In other words, Jonathan mounted the podiums as governor and president by providence having been cajoled with assurances of backup-supports by Obasanjo expectedly as his puppet. Unfortunately, Jonathan later retreated and took charge.
Thus, most people in his shoes may similarly have poor results due to unpreparedness, absence of ambition and ideas before coming to power which have important roles to play. To make it worse, his predecessors laid no foundation or left blueprints except to loot and squander national treasury, insensitively, Jonathan’s government followed suit.
Nonetheless, the book profusely displayed Obasanjo’s overbearingness which parted the duo after some mafias incidentally hijacked the party. Unbearably, Obasanjo tore his PDP’s membership card. It was deductively, obvious that Jonathan helplessly, merely buried PDP after Obasanjo arbitrarily killed the party by maladministration. Corruption inarguably reigned during the administration and as the commando at that time, most people in Jonathan’s administration; legislature and executive were inherited, selected from Obasanjo’s camp.
Hence, the trend triumphed until Buhari’s wind of change fiercely blew PDP away from power in 2015. Obviously, neither of the two ex-presidents’ books statesmanly showed resourceful tips towards improving on governance which is paramount.
In Obasanjo’s book for instance, the ex-president sumptuously ridiculed his vice, Atiku Abubakar with allegations of colossal corrupt practices albeit refused to clearly give clues on the illicit transactions for investigations.
Possibly, doing so may open can of worms that will indict him too as Atiku, being his subordinate then wouldn’t have successfully concluded any illicit deals without his complicity and approval.
As for Jonathan’s prowess for conceding apparent defeat, democracy is a game of numbers. The electoral umpire as the referee having adopted card-readers wouldn’t have openly manipulated the results when the main opposition was determined to wrestle power.
Again, if irregularities existed in an election but not challenged, it isn’t a worthy virtue for celebration. The system grows when citizens determinedly, collectively stand like watchmen against irregularities and injustices. From there, the legal system is strengthened alongside social justice.
An Associate Justice of the Supreme Court of the United States of America, Thurgood Marshall remarkably said, “Where you see wrong or inequality or injustice, speak out, because this is your country.
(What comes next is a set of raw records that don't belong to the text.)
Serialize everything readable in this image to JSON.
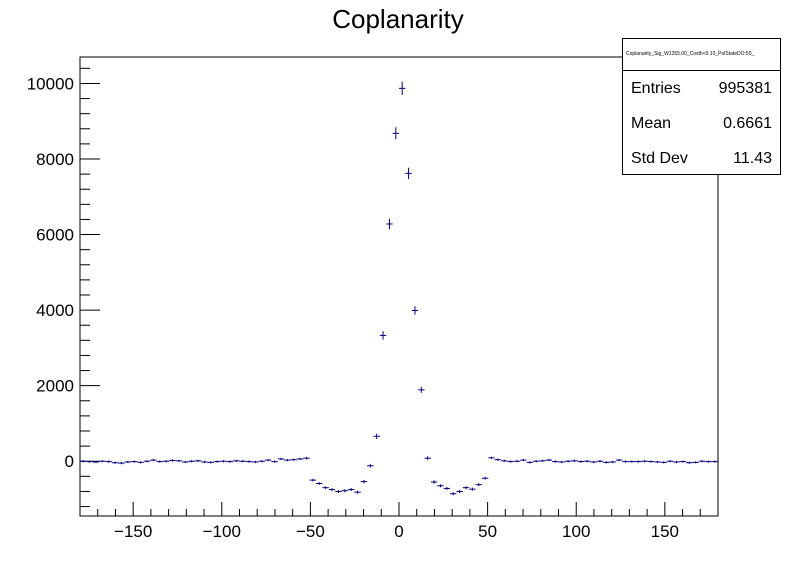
{
  "chart_data": {
    "type": "scatter",
    "title": "Coplanarity",
    "xlabel": "",
    "ylabel": "",
    "xlim": [
      -180,
      180
    ],
    "ylim": [
      -1450,
      10700
    ],
    "xticks": [
      -150,
      -100,
      -50,
      0,
      50,
      100,
      150
    ],
    "yticks": [
      0,
      2000,
      4000,
      6000,
      8000,
      10000
    ],
    "x_tick_labels": [
      "−150",
      "−100",
      "−50",
      "0",
      "50",
      "100",
      "150"
    ],
    "y_tick_labels": [
      "0",
      "2000",
      "4000",
      "6000",
      "8000",
      "10000"
    ],
    "bin_width": 3.6,
    "grid": false,
    "marker_color": "#000080",
    "series": [
      {
        "x": [
          -178.2,
          -174.6,
          -171,
          -167.4,
          -163.8,
          -160.2,
          -156.6,
          -153,
          -149.4,
          -145.8,
          -142.2,
          -138.6,
          -135,
          -131.4,
          -127.8,
          -124.2,
          -120.6,
          -117,
          -113.4,
          -109.8,
          -106.2,
          -102.6,
          -99,
          -95.4,
          -91.8,
          -88.2,
          -84.6,
          -81,
          -77.4,
          -73.8,
          -70.2,
          -66.6,
          -63,
          -59.4,
          -55.8,
          -52.2,
          -48.6,
          -45,
          -41.4,
          -37.8,
          -34.2,
          -30.6,
          -27,
          -23.4,
          -19.8,
          -16.2,
          -12.6,
          -9,
          -5.4,
          -1.8,
          1.8,
          5.4,
          9,
          12.6,
          16.2,
          19.8,
          23.4,
          27,
          30.6,
          34.2,
          37.8,
          41.4,
          45,
          48.6,
          52.2,
          55.8,
          59.4,
          63,
          66.6,
          70.2,
          73.8,
          77.4,
          81,
          84.6,
          88.2,
          91.8,
          95.4,
          99,
          102.6,
          106.2,
          109.8,
          113.4,
          117,
          120.6,
          124.2,
          127.8,
          131.4,
          135,
          138.6,
          142.2,
          145.8,
          149.4,
          153,
          156.6,
          160.2,
          163.8,
          167.4,
          171,
          174.6,
          178.2
        ],
        "y": [
          0,
          -10,
          -20,
          0,
          -10,
          -40,
          -50,
          -20,
          -10,
          -30,
          0,
          30,
          -10,
          0,
          20,
          10,
          -20,
          0,
          10,
          -20,
          -30,
          -10,
          0,
          -10,
          10,
          0,
          -10,
          -20,
          0,
          30,
          -10,
          60,
          30,
          40,
          60,
          80,
          -500,
          -590,
          -700,
          -750,
          -800,
          -780,
          -750,
          -820,
          -540,
          -120,
          660,
          3330,
          6280,
          8680,
          9870,
          7620,
          3990,
          1890,
          80,
          -550,
          -650,
          -720,
          -860,
          -800,
          -700,
          -740,
          -620,
          -450,
          90,
          40,
          10,
          -10,
          0,
          30,
          -30,
          0,
          10,
          30,
          -10,
          -20,
          0,
          10,
          -10,
          0,
          -20,
          0,
          -30,
          -20,
          30,
          -10,
          -10,
          -10,
          0,
          -10,
          -20,
          -30,
          0,
          -20,
          -10,
          -40,
          -30,
          0,
          -10,
          -10
        ],
        "errors": [
          30,
          30,
          30,
          30,
          30,
          30,
          30,
          30,
          30,
          30,
          30,
          30,
          30,
          30,
          30,
          30,
          30,
          30,
          30,
          30,
          30,
          30,
          30,
          30,
          30,
          30,
          30,
          30,
          30,
          30,
          30,
          30,
          30,
          30,
          30,
          30,
          35,
          36,
          38,
          39,
          40,
          40,
          40,
          40,
          45,
          50,
          70,
          110,
          140,
          160,
          175,
          150,
          110,
          80,
          50,
          45,
          40,
          40,
          40,
          40,
          40,
          40,
          40,
          38,
          30,
          30,
          30,
          30,
          30,
          30,
          30,
          30,
          30,
          30,
          30,
          30,
          30,
          30,
          30,
          30,
          30,
          30,
          30,
          30,
          30,
          30,
          30,
          30,
          30,
          30,
          30,
          30,
          30,
          30,
          30,
          30,
          30,
          30,
          30,
          30
        ]
      }
    ]
  },
  "stats": {
    "title": "Coplanarity_Sig_W1355.00_Costh<0.10_PolStateDO:50_",
    "rows": [
      {
        "label": "Entries",
        "value": "995381"
      },
      {
        "label": "Mean",
        "value": "0.6661"
      },
      {
        "label": "Std Dev",
        "value": "11.43"
      }
    ]
  }
}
This is your democracy. Make it. Protect it. Pass it on”.
Premised on that, I conclude with a quote by Martin Luther King Jr, “A man dies when he refuses to stand up for that which is right. A man dies when he refuses to stand up for justice. A man dies when he refuses to take a stand for that which is true”.
Umegboro is a public affairs analyst and Associate, Chartered Institute of Arbitrators (United-Kingdom).